Так в честь своей любимой дед назвал самую красивую березку. Анисья Васильевна не помнит своего деда, наверное, он был хороший, добрый человек. Злому бы это и в голову не пришло.

Такие мысли не под силу злой душе.

1

В этот год пышно расцвели мальвы в палисаднике перед домом. А лето выдалось на редкость знойное, сухое и воду для поливки приходилось носить из реки на гору, потому что колодец на дворе давно завалило землей, а соседи сами вычерпывали свои колодцы до поддонной грязи.

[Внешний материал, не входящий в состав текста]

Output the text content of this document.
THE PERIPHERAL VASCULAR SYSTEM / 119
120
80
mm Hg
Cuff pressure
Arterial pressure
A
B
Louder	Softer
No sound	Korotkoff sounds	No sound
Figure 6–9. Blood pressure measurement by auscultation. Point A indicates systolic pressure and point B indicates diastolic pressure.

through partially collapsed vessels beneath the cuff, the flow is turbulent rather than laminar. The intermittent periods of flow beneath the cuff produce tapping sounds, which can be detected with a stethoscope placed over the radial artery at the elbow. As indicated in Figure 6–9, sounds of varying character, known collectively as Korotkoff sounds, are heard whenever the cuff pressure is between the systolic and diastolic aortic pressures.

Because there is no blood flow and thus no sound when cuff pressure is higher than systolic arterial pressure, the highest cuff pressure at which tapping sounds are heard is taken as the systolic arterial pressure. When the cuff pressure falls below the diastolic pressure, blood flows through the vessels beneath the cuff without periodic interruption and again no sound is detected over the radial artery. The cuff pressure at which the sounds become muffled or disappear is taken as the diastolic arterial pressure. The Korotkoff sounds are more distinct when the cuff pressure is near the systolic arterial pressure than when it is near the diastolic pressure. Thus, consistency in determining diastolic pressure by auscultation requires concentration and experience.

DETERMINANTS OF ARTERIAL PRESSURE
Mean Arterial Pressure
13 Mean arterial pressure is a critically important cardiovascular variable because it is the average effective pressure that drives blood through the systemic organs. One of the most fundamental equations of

Анисья Васильевна любила мальвы, и они росли в ее цветнике как ни у кого в деревне. Могучие стебли, закрывая окна, высоко поднимали свои нежные бледно-розовые пышные шапки, цветущие с весны до самой осени. Именно за эти качества и любила: за силу, за нежность, за постоянство. Чудесные, жизнелюбивые цветы.

Семена мальвы она достала лет пять тому назад, когда ездила на областную сельскохозяйственную выставку. Она ездила туда каждый год с тех пор, как ее поставили бригадиром овощеводов.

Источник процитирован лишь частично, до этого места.